Quel est l’effectif actuel d’Air Burkina ?

Air Burkina emploie actuellement 170 personnes alors que l’effectif était à plus de 200 quand l’Etat l’avait repris à Aga Khan. Toutes les études ont montré qu’on était en sureffectif et nous avons internalisé certaines activités pour donner du travail à tout le monde, notamment l’entretien de nos véhicules et la buanderie pour les tenues du personnel navigant. Nous avons toutefois arrêté les Contrats à durée déterminés (CDD) en raison des difficultés liées au COVID et de la nécessité de réduire les effectifs pour tenir compte des activités réelles. Il ne sert à rien d’employer des gens qui n’ont pas de travail à faire mais qui sont payés.
Ce que je dois souligner, c’est que Air Burkina qui a été créé en 1967 n’a jamais arrêté ses activités comme certaines l’ont fait face aux difficultés et nous avons de bonnes perspectives devant nous. En 2010, nous avons obtenu la certification IOSA et en 2016, nous sommes devenus membre de IATA. Or, pour en devenir membre, il faut avoir la certification IOSA pendant au moins trois exercices et chaque certification est valable deux ans. Tout cela montre la qualité de nos services. Aujourd’hui, nous avons besoin d’une chose : la recapitalisation et une amélioration de la ressource humaine, sachant que nous avons une position stratégique en Afrique. Je pense que tous ces atouts ont motivé la société américaine à racheter air Burkina.

Financièrement, Air Burkina a-t-il les reins solides ? Etes-vous satisfait de la qualité de la ressource humaine de la compagnie ?

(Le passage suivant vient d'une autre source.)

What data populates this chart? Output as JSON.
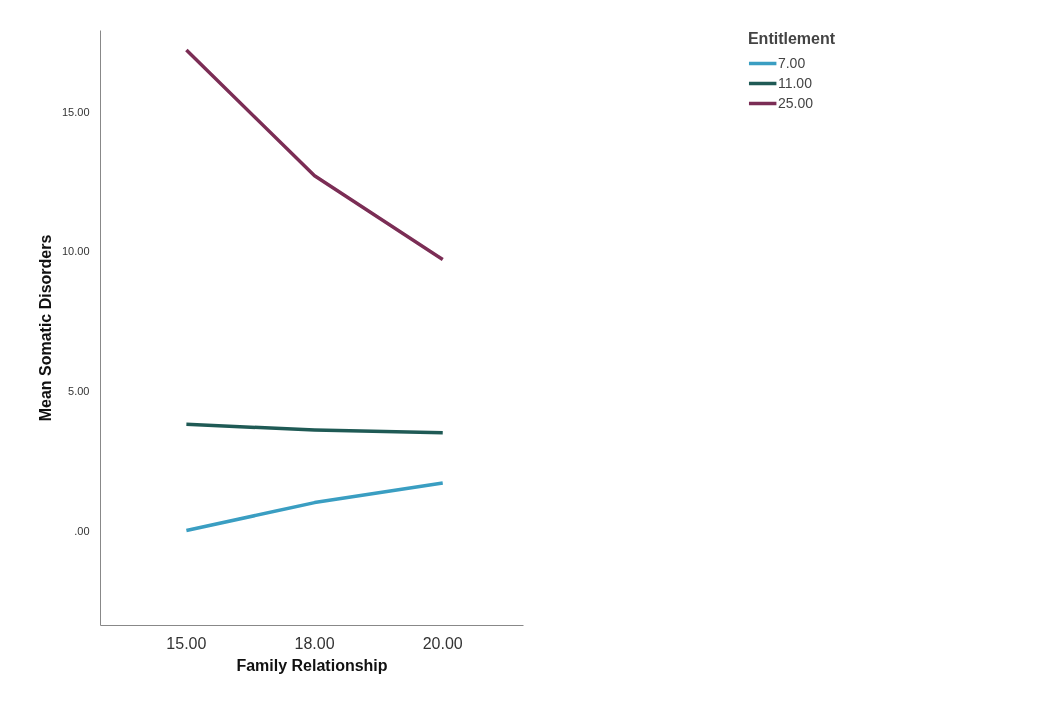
{
  "chart_data": {
    "type": "line",
    "xlabel": "Family Relationship",
    "ylabel": "Mean Somatic Disorders",
    "legend_title": "Entitlement",
    "categories": [
      "15.00",
      "18.00",
      "20.00"
    ],
    "series": [
      {
        "name": "7.00",
        "color": "#3a9ec2",
        "values": [
          0.0,
          1.0,
          1.7
        ]
      },
      {
        "name": "11.00",
        "color": "#1f5a55",
        "values": [
          3.8,
          3.6,
          3.5
        ]
      },
      {
        "name": "25.00",
        "color": "#7b2d55",
        "values": [
          17.2,
          12.7,
          9.7
        ]
      }
    ],
    "ylim": [
      -3.4,
      17.9
    ],
    "yticks": [
      {
        "value": 0,
        "label": ".00"
      },
      {
        "value": 5,
        "label": "5.00"
      },
      {
        "value": 10,
        "label": "10.00"
      },
      {
        "value": 15,
        "label": "15.00"
      }
    ],
    "grid": false,
    "legend": "top right",
    "line_style": "solid",
    "marker": "none"
  }
}
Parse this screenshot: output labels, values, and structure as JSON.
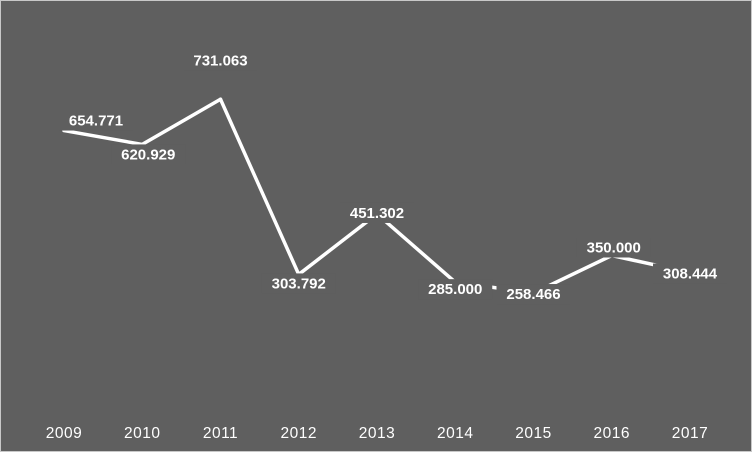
{
  "chart_data": {
    "type": "line",
    "categories": [
      "2009",
      "2010",
      "2011",
      "2012",
      "2013",
      "2014",
      "2015",
      "2016",
      "2017"
    ],
    "values": [
      654.771,
      620.929,
      731.063,
      303.792,
      451.302,
      285.0,
      258.466,
      350.0,
      308.444
    ],
    "value_labels": [
      "654.771",
      "620.929",
      "731.063",
      "303.792",
      "451.302",
      "285.000",
      "258.466",
      "350.000",
      "308.444"
    ],
    "title": "",
    "xlabel": "",
    "ylabel": "",
    "grid": false,
    "legend": "none",
    "drop_lines": true,
    "colors": {
      "background": "#5f5f5f",
      "line": "#ffffff",
      "text": "#ffffff",
      "drop_line": "#ffffff"
    }
  }
}
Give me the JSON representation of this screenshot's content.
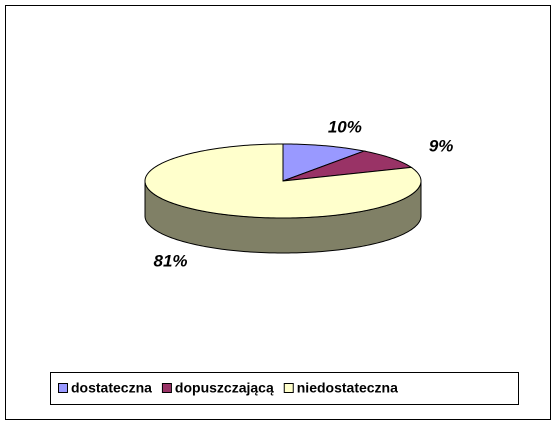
{
  "chart_data": {
    "type": "pie3d",
    "categories": [
      "dostateczna",
      "dopuszczającą",
      "niedostateczna"
    ],
    "values": [
      10,
      9,
      81
    ],
    "value_labels": [
      "10%",
      "9%",
      "81%"
    ],
    "colors": [
      "#9999ff",
      "#993366",
      "#ffffcc"
    ],
    "legend": "bottom"
  }
}
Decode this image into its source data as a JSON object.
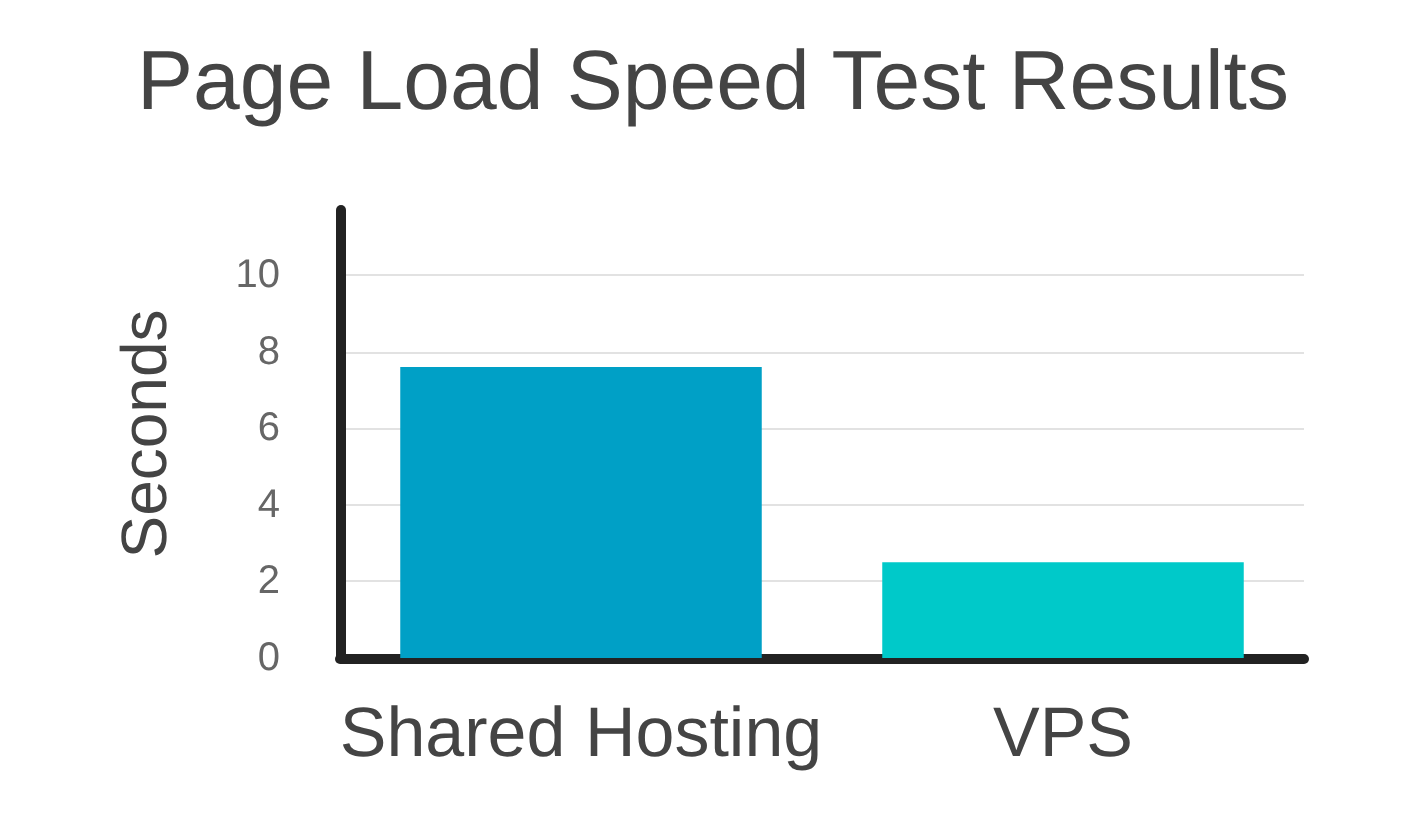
{
  "chart_data": {
    "type": "bar",
    "title": "Page Load Speed Test Results",
    "ylabel": "Seconds",
    "categories": [
      "Shared Hosting",
      "VPS"
    ],
    "values": [
      7.6,
      2.5
    ],
    "colors": [
      "#00a0c6",
      "#00c9c9"
    ],
    "ylim": [
      0,
      11.7
    ],
    "yticks": [
      0,
      2,
      4,
      6,
      8,
      10
    ],
    "grid": "y"
  }
}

La compagnie accusait une dette de 3,200 milliards F CFA lorsqu’elle passait sous le contrôle de Aga Khan, lequel avait exigé l’apurement de cette dette. L’Etat a payé. Mais en mars 2017, Aga Khan est parti en laissant une ardoise 7 milliards f CFA ! L’ancien premier ministre Paul Kaba Thiéba avait promis de nous aider à solder à hauteur de 1,5 milliard F CFA pendant 5 ans. Après un premier versement en 2017, nous n’avons plus rien reçu.
Mais Dieu merci, nous parvenons à faire tourner la compagnie et je suis optimiste quant à son avenir.
Ce qu’il faut, c’est améliorer la ressource humaine avec plus de qualification correspondant aux postes, une amélioration du climat social et surtout une transformation des mentalités pour épouser les valeurs et comportements d’une entreprise à vocation commerciale.